There were two films going on here, one was the film we all wanted and expected, the other was a pointless family survival story where you didn’t care about the characters or what happened to them. The Delgado family were a distraction and rather ruined the flow of the entire film. The raft scene in the river was excited BUT this easily could have been with the other characters of the film. The team trying get the samples could have been bigger and not just consisted of characters you expected to be killed off one by one so that the three named actors would live. But we only needed one team – as we have with previous films – except Dominion of course, as that cast was huge.

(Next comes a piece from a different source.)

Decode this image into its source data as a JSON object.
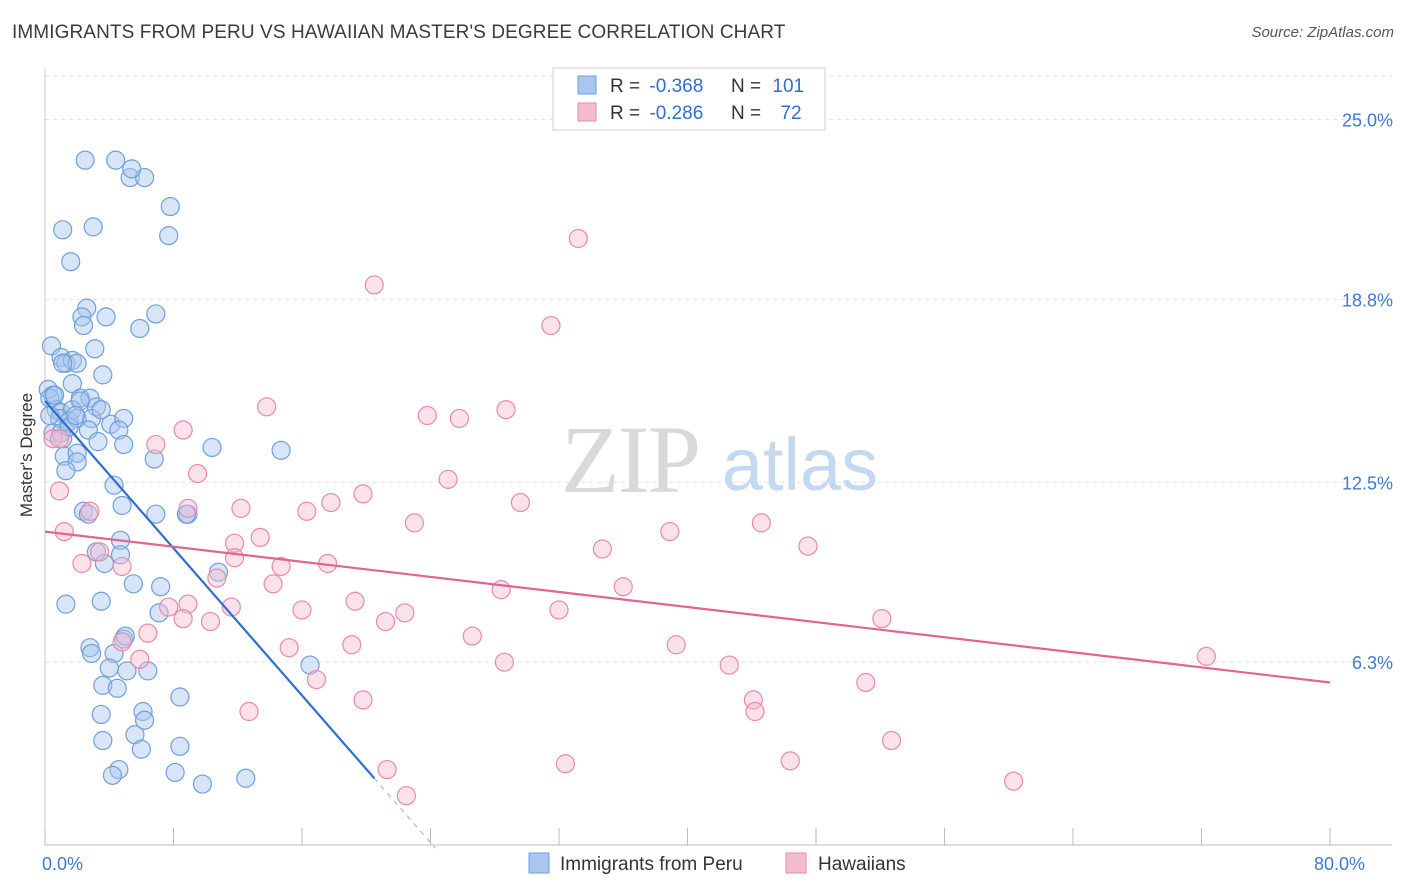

Its such a shame that Rebirth couldn’t deliver a on such an open premise. There was so much opportunity to avoid doing what was done before but unfortunately the need to homage absolutely everything was too much, not to mention the whole other movie shoehorned into the film. Story problems aside, although we got to have a few classic dinosaur moments, the second the D-Rex comes into view looking like the spawn of the Cloverfield monster and the Rancor from Star Wars, the disappointment levels hit the roof. It didn’t look like a dinosaur. Was it meant to? Was the entire purpose that they weren’t creating dinosaurs but just, monsters instead? Who knows!

For love of dinosaurs, Rebirth might just be ok, but if you’re hoping the story will hold, it doesn’t. The characters are also nothing to hold on to, with very one note back stories and in all honestly, Scarlett Johansson, barely making an impression on screen. The heavy character lifting is left to Mahershala Ali and Jonathan Bailey who just about manage to keep the film going. I won’t mention the family as they did not make an impression, they should have been in a different film altogether.

As someone who loves Jurassic Park (and sequels) and Jurassic World, and will even defend Fallen Kingdom and Dominion if I have to, I was sorely disappointed. With a supposedly great cast, great director, great set up, the film falls flat.